Thank you for the review, I will address those shortly, but will answer some
questions in the meantime.
> > First, the changes are lacking any explanatory comments. Probably we
> > should follow how nodeAgg does this and add both comments to the
> > ExecSort function header as well as specific comments above the "if"

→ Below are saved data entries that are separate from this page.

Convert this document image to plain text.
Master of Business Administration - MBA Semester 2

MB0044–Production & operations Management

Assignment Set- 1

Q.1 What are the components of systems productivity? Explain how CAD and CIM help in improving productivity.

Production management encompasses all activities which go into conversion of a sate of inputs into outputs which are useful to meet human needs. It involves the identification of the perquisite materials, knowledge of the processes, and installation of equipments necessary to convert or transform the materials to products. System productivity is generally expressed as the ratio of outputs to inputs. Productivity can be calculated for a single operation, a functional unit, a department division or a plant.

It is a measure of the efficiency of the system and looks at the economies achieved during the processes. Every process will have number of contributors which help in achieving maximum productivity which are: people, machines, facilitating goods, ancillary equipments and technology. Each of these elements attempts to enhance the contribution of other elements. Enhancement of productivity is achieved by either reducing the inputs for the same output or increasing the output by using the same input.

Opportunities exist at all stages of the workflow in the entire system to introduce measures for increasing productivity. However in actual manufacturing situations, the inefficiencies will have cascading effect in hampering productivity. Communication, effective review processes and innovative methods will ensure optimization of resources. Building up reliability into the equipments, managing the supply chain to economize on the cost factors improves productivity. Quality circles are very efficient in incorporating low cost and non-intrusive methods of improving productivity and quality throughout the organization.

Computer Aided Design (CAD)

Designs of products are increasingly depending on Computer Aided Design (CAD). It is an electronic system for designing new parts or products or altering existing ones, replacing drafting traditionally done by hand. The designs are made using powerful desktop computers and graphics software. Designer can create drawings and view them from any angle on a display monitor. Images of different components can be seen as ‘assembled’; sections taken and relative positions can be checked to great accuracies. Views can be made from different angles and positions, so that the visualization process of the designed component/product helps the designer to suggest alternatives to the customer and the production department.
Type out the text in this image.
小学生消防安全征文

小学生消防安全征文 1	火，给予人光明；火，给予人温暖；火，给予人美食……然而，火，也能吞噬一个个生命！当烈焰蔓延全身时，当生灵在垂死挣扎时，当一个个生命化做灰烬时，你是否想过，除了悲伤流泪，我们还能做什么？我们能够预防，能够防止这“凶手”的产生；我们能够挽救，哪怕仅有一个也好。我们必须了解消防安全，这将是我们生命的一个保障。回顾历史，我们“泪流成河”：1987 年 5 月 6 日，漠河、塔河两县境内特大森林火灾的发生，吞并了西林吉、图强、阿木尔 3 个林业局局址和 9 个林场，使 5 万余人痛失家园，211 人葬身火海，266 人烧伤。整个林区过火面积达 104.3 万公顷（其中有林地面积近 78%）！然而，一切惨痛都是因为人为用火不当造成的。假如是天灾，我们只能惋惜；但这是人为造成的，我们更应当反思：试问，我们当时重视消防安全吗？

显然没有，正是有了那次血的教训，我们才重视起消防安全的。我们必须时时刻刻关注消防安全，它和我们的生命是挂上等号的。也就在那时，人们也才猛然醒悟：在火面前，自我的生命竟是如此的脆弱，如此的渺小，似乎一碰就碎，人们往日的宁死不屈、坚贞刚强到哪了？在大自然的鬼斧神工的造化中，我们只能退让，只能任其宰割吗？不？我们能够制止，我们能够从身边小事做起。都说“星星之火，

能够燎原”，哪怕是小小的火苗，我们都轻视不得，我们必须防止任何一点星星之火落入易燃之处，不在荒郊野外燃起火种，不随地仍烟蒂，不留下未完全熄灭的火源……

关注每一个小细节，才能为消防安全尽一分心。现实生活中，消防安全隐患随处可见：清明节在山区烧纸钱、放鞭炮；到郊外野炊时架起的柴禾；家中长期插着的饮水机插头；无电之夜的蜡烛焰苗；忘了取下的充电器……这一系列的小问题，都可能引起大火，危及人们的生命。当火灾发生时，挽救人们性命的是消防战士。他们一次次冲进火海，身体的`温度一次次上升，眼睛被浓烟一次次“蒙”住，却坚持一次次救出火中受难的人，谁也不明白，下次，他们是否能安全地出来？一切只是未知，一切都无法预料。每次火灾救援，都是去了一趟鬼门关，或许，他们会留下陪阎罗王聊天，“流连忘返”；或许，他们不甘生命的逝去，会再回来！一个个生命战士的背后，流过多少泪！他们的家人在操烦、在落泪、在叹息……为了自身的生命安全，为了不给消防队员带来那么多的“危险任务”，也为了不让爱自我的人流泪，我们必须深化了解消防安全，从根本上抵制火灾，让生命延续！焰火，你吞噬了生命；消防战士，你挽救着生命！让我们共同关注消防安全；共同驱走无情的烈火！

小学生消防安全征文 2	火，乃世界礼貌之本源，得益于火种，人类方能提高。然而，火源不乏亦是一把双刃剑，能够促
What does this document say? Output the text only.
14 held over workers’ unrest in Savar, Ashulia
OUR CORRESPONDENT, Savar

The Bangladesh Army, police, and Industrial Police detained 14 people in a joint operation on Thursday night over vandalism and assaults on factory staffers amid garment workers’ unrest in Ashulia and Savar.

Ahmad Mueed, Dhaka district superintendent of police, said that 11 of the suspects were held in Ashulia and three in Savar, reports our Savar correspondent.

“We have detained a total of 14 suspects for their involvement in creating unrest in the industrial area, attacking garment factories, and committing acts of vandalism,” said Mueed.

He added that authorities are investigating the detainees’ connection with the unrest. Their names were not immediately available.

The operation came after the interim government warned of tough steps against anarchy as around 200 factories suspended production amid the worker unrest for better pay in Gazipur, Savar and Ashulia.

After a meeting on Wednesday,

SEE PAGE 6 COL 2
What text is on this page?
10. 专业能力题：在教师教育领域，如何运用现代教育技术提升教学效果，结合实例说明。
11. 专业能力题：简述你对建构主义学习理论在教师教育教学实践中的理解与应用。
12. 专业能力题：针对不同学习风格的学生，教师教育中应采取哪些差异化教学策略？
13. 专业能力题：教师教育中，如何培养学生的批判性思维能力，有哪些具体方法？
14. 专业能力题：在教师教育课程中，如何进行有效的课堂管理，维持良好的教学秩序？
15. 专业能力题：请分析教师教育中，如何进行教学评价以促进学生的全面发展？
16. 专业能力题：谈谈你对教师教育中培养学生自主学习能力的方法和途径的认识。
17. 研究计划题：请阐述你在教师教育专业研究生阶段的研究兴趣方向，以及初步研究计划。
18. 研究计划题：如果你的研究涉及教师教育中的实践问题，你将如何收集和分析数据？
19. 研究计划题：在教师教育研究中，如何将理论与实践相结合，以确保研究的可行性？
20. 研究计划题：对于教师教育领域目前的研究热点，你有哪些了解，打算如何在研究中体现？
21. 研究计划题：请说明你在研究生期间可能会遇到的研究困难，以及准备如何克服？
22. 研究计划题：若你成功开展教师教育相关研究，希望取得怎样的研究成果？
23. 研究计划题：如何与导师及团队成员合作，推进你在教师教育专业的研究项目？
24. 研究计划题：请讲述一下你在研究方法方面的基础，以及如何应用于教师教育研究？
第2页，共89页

> > around the new tuplesort_begin_datum explaining the specific
> > conditions that are required for the optimization to be useful and
> > safe.
Done, since I lifted the restrictions following your questions, there isn't
much left to comment. (see below)
> >
> > That leads to a question I had: I don't follow why bounded mode (when
> > using byval) needs to be excluded. Comments should be added if there's
> > a good reason (as noted above), but maybe it's a case we can handle
> > safely?
I had test failures when trying to move the Datum around when performing a
bounded sort, but did not look into it at first.
Now I've looked into it, and the switch to a heapsort when using bounded mode
just unconditionnaly tried to free a tuple that was never there to begin with.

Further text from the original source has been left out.